浏览器访问IP:30009查看prometheus服务能否正常响应

prometheus

Grafana

Grafana是一个开源的数据可视化和监控平台,用于创建和共享动态、交互式的仪表板。

bash
$ kubectl apply -f https://raw.githubusercontent.com/istio/istio/master/samples/addons/grafana.yaml

修改svc,基于NodePort对外暴露

bash
$ kubectl -n istio-system patch svc grafana --type='json' -p='[{"op":"replace","path":"/spec/type","value":"NodePort"},{"op":"replace","path":"/spec/ports/0/nodePort","value":30000}]'

浏览器访问IP:30000查看grafana服务能否正常响应

grafana

OpenTelemetry

OpenTelemetry是一个可观测性框架和工具包,旨在创建和管理遥测数据,例如跟踪指标日志,它可以与jaeger、prometheus等可观测性工具一起使用。其中OpenTelemetry Collector(otel)用于接收、处理和导出遥测数据,并持久化到指定组件

部署otel-collector组件用来收集envoy的访问日志

bash
$ kubectl -n istio-system apply -f https://raw.githubusercontent.com/istio/istio/release-1.20/samples/open-telemetry/otel.yaml

修改istio配置,用来支持otel

bash
$ kubectl -n istio-system apply -f - <<EOF
apiVersion: v1
kind: ConfigMap
metadata:
  name: istio
  namespace: istio-system
data:
  mesh: |-
    defaultConfig:
      discoveryAddress: istiod.istio-system.svc:15012
    defaultProviders:
      metrics:
      - prometheus
    enablePrometheusMerge: true
    accessLogFile: /dev/stdout
    extensionProviders:
    - name: otel
      envoyOtelAls:
        service: opentelemetry-collector.istio-system
        port: 4317
    rootNamespace: istio-system
    trustDomain: cluster.local
EOF

Grafana-Loki

一个由Grafana Labs开发的开源日志聚合系统,旨在为云原生架构提供高效的日志处理解决方案。

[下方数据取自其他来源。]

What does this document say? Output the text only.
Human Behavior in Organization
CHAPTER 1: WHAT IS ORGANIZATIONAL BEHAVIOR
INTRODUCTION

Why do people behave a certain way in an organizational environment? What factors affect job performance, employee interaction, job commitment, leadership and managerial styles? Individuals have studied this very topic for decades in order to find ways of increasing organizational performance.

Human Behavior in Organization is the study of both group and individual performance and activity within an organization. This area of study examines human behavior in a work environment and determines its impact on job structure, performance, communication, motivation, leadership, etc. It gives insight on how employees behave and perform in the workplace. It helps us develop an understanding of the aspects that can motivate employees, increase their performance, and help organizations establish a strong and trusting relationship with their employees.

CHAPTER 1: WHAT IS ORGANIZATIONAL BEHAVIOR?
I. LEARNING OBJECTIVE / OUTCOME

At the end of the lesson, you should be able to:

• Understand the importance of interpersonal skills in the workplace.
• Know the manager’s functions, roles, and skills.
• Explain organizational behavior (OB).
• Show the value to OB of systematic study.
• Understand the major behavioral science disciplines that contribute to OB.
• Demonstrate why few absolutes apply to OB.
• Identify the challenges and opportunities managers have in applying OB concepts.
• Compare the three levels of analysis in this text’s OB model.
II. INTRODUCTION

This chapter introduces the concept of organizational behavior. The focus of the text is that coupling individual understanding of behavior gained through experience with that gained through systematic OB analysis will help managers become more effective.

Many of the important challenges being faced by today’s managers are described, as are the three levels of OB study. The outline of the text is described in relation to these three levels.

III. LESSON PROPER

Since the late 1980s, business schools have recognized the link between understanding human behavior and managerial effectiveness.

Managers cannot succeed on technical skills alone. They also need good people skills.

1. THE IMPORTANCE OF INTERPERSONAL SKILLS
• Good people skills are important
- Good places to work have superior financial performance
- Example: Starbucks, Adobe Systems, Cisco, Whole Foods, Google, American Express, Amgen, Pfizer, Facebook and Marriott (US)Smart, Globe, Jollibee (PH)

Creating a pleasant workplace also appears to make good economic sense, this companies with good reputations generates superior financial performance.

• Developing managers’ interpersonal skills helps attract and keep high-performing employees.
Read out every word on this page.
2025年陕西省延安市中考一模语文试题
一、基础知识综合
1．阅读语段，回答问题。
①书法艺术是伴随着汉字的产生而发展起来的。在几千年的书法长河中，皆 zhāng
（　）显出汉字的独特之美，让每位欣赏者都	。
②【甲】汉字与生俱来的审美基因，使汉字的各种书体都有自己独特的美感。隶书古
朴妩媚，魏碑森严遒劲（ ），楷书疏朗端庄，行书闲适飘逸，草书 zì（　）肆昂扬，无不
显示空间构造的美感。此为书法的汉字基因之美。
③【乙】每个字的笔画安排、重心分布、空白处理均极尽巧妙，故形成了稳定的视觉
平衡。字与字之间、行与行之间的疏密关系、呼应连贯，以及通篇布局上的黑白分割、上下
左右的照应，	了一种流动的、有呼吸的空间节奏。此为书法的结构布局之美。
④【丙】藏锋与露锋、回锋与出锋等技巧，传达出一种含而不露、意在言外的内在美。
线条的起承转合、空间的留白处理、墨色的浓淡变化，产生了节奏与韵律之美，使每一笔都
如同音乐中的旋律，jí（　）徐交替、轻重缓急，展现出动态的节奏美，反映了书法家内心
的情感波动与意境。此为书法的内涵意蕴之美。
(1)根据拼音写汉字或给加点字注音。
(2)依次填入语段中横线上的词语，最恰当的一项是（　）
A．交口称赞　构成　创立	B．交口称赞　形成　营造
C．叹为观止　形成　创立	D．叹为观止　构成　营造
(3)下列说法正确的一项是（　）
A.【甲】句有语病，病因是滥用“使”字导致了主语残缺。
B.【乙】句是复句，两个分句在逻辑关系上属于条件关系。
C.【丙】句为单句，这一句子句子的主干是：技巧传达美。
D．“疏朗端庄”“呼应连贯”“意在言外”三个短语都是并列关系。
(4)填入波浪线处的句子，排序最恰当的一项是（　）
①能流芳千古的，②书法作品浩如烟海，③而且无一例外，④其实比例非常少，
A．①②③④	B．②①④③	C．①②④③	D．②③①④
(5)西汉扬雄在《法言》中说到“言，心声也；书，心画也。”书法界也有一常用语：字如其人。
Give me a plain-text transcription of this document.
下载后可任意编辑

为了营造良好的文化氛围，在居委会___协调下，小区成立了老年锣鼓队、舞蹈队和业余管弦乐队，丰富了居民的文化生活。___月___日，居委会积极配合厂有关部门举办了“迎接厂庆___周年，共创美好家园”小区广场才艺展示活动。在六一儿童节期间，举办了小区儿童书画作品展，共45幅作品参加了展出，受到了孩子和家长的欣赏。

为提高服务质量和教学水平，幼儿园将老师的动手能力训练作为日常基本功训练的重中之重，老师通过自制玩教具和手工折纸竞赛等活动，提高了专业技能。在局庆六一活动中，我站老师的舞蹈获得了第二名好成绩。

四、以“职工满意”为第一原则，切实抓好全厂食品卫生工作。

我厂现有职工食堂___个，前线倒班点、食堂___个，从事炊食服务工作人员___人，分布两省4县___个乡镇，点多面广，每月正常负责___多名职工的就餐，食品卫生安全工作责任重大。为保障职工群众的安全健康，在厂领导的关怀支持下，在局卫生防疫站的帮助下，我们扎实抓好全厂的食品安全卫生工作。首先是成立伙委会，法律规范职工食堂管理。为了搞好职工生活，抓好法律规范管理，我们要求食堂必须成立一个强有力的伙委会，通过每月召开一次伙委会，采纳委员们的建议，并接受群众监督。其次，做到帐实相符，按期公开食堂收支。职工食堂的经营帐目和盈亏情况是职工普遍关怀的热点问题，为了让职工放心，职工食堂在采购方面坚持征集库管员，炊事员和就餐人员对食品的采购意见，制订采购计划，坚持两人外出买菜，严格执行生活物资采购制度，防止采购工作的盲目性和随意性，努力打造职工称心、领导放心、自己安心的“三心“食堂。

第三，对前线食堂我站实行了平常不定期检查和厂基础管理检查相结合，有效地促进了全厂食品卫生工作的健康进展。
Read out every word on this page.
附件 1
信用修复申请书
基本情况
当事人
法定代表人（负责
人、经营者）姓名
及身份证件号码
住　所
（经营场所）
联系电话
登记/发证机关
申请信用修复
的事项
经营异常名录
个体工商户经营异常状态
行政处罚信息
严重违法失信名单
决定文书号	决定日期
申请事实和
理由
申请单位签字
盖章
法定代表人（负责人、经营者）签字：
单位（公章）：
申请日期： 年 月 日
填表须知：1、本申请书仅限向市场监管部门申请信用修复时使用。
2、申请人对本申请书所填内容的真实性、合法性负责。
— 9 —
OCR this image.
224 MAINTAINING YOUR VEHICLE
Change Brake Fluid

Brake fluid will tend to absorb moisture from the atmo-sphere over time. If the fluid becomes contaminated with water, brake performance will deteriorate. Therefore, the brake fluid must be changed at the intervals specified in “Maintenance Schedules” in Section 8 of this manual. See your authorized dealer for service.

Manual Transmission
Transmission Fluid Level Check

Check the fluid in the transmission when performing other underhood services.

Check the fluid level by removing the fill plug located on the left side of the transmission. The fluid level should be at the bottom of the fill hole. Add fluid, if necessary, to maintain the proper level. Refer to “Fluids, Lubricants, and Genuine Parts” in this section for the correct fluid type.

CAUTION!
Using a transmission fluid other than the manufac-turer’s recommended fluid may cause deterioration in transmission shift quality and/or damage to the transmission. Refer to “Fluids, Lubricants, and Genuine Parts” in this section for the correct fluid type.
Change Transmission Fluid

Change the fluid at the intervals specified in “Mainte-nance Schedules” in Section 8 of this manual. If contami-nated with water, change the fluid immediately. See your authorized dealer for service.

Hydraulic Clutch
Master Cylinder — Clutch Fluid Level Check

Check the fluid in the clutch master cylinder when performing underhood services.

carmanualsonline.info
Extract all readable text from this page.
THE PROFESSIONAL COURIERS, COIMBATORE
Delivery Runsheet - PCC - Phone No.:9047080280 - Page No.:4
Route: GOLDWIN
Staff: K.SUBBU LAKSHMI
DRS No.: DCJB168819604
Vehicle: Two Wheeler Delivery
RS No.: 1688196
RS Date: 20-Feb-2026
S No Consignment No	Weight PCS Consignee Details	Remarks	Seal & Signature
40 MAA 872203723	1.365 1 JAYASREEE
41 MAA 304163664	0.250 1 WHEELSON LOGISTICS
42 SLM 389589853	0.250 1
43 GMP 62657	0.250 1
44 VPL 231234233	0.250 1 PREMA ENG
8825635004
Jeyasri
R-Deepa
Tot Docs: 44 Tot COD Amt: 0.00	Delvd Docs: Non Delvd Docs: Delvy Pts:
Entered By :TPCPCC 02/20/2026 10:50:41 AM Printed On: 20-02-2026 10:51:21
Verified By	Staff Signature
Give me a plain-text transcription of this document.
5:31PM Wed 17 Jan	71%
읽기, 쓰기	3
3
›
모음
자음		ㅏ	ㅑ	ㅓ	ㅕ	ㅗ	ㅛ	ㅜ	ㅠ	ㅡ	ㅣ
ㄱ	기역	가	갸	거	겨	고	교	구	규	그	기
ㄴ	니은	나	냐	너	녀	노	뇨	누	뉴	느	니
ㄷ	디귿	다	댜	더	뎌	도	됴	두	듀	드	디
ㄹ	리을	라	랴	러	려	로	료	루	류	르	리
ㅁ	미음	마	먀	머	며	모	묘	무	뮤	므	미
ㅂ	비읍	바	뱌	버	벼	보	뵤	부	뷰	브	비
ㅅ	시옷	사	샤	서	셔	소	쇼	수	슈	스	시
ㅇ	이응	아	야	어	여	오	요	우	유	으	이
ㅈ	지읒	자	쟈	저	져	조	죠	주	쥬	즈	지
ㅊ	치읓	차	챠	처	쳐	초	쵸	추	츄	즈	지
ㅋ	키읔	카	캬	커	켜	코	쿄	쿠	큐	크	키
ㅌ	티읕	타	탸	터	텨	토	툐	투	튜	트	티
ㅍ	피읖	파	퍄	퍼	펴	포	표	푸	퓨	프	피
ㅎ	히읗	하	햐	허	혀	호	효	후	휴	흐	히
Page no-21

作用与ELK中的logstash类似,用来存储日志,基于标签提供日志查询的接口和数据过滤等功能。

安装loki组件,并修改otel-collector相关配置

bash
$ kubectl -n istio-system apply -f https://raw.githubusercontent.com/istio/istio/release-1.20/samples/addons/loki.yaml
$ kubectl -n istio-system apply -f https://raw.githubusercontent.com/istio/istio/release-1.20/samples/open-telemetry/loki/otel.yaml

修改istio的配置

bash
$ kubectl -n istio-system apply -f - <<EOF
apiVersion: v1
kind: ConfigMap
metadata:
  name: istio
  namespace: istio-system
data:
  mesh: |-
    defaultConfig:
      discoveryAddress: istiod.istio-system.svc:15012
    defaultProviders:
      metrics:
      - prometheus
    enablePrometheusMerge: true
    accessLogFile: /dev/stdout
    extensionProviders:
    - name: otel
      envoyOtelAls:
        service: opentelemetry-collector.istio-system
        port: 4317
        logFormat:
          text: "[%START_TIME%] \"%REQ(:METHOD)% %REQ(X-ENVOY-ORIGINAL-PATH?:PATH)% %PROTOCOL%\" %UPSTREAM_LOCAL_ADDRESS%"
          labels:
              pod: "%ENVIRONMENT(POD_NAME)%"
              namespace: "%ENVIRONMENT(POD_NAMESPACE)%"
              cluster: "%ENVIRONMENT(ISTIO_META_CLUSTER_ID)%"
              mesh: "%ENVIRONMENT(ISTIO_META_MESH_ID)%"
    rootNamespace: istio-system
    trustDomain: cluster.local
EOF

logFormat.labels的作用就是给输出到loki的日志添加标签,在grafana的界面可以通过标签检索到对应的日志。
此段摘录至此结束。